Zandsch

Zandsch

Die Zandsch, auch oft Zanj geschrieben (arabisch ‏زنج‎, DMG Zanǧ), waren die schwarzen Sklaven, die im 9. Jahrhundert im Süden des heutigen Irak in den Salzsümpfen arbeiteten. Der Name ist abgeleitet von einer geographischen Bezeichnung: Als Zandsch – „Land der Schwarzen“ – bezeichneten arabische Seefahrer bis ins 19. Jahrhundert die Küstenregion Ostafrikas. Zandschi bedeutet im Arabischen aber auch schlicht „Neger“, mit ähnlichen Konnotationen wie das deutsche Wort. Der Begriff erscheint bereits auf der Karte des Ptolemäus und in der Reisebeschreibung Periplus Maris Erythraei.[1]

Im 9. Jahrhundert wurden die Salzsümpfe im unteren Zweistromland planmäßig erschlossen und mit Sklaven aus Ostafrika eine Plantagenwirtschaft aufgebaut, die dem Anbau von Luxusfrüchten für den Fernhandel dienten und einen wichtigen Teil der Einnahmen der islamischen Metropolen ausmachten: Zuckerrohr, Gewürznelke, Baumwolle, Datteln. Der gewonnene Zucker war zum Beispiel wichtiges Handelsgut mit dem christlichen Europa, das über Jahrhunderte keinen anderen Zucker als den aus den islamischen Ländern kannte.

Die Arbeit der Erschließung und die Plantagenbewirtschaftung war Angelegenheit der Zandsch, so dass festgestellt werden kann, dass die über den atlantischen Sklavenhandel bewerkstelligte Wirtschaft in den Überseekolonien der Europäer einen ähnlich strukturierten Vorläufer hatte.[2]
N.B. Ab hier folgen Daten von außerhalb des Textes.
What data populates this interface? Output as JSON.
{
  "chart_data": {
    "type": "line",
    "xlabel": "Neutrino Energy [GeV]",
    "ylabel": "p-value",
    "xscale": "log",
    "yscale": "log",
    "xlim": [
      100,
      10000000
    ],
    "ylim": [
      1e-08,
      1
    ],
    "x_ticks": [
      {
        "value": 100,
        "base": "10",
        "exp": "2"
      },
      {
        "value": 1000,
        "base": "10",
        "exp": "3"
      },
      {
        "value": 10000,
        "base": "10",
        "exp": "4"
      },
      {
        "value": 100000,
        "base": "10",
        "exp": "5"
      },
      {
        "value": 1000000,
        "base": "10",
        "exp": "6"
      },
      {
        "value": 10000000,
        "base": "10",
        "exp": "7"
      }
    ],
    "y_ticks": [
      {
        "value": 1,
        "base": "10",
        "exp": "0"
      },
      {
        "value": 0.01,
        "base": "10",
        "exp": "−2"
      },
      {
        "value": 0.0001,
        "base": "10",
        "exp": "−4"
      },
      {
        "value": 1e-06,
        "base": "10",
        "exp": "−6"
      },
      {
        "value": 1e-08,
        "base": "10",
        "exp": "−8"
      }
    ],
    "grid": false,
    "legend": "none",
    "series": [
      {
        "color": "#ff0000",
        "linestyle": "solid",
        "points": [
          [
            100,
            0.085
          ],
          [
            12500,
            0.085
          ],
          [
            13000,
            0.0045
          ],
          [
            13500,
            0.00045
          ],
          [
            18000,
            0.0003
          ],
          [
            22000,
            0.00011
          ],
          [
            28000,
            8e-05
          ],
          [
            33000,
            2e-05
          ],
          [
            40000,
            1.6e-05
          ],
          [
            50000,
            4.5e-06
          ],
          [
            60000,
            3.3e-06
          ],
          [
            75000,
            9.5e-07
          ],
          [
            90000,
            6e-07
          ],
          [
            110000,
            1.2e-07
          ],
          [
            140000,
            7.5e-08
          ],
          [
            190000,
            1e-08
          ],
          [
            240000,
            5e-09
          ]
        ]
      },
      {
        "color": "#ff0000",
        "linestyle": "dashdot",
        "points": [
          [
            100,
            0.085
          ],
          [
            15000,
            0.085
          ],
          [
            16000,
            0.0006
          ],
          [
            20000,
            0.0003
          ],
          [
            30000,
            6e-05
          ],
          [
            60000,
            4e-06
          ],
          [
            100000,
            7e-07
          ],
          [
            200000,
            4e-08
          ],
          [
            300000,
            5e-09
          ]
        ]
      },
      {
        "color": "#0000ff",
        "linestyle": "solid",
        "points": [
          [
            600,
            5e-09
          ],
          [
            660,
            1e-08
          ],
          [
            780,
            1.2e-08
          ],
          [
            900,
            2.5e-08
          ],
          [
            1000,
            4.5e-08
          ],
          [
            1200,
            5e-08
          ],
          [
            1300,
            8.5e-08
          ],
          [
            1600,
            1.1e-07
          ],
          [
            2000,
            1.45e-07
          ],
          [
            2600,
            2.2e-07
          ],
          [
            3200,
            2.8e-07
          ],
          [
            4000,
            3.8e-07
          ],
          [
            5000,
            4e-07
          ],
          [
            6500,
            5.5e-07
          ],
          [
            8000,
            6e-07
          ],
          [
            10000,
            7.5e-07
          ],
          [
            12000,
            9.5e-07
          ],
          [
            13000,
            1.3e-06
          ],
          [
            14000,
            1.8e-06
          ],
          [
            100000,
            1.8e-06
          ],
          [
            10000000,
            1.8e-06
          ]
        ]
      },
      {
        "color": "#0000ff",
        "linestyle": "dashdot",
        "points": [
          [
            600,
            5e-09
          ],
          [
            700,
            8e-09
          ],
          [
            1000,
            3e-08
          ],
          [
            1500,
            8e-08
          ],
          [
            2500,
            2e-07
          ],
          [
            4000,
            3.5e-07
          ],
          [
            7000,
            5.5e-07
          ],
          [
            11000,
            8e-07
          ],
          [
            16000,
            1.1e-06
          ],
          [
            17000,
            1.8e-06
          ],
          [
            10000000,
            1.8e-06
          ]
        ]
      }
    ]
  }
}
Unter der Leitung von Ali ben Muhammad, einem Araber, der sich als Verwandter Mohammeds ausgab, Dichter und Lehrer war[3] und der sich selbst zum Mahdi („Messias“) ausgerufen hatte, kam es 869 zum Aufstand der Zandsch, dem zweihundert Jahre vorher schnell niedergeschlagene Revolten in den Jahren 689, 690 und 694 vorausgegangen waren. 871 wurde Basra von den aufständischen schwarzen Sklaven eingenommen, und es entstand ein unabhängiger Staat der Zandsch mit einer in der Nähe von Basra neu angelegten Hauptstadt al-Muchtara. Muhammad erklärte sich selbst zum Aliden, einem Nachkommen Alis, und suchte das Bündnis mit Hamdan Qarmat, dem Begründer der sektiererischen Qaramita.[4] Am 11. August 883 wurde Ali ben Muhammad von einem Pfeil tödlich getroffen, und die Zandsch gaben den Kampf auf. Sie wurden, wenn nicht hingerichtet, wegen Tapferkeit in die gegnerische Armee aufgenommen, dabei jedoch wieder versklavt. Ein Ziel war auf jeden Fall erreicht: Die Trockenlegung und Entsalzung der Sümpfe wurden eingestellt und der Zuckerrohranbau eingeschränkt. Andere Zandsch machten jedoch schon zwei Jahre später 885 mit einem Aufstand in al-Wasit am Tigris von sich reden. Da sie ohne muslimische Führer sich selbst überlassen blieben, wurden sie schnell aufgerieben und entsprechend grausam bestraft.[5]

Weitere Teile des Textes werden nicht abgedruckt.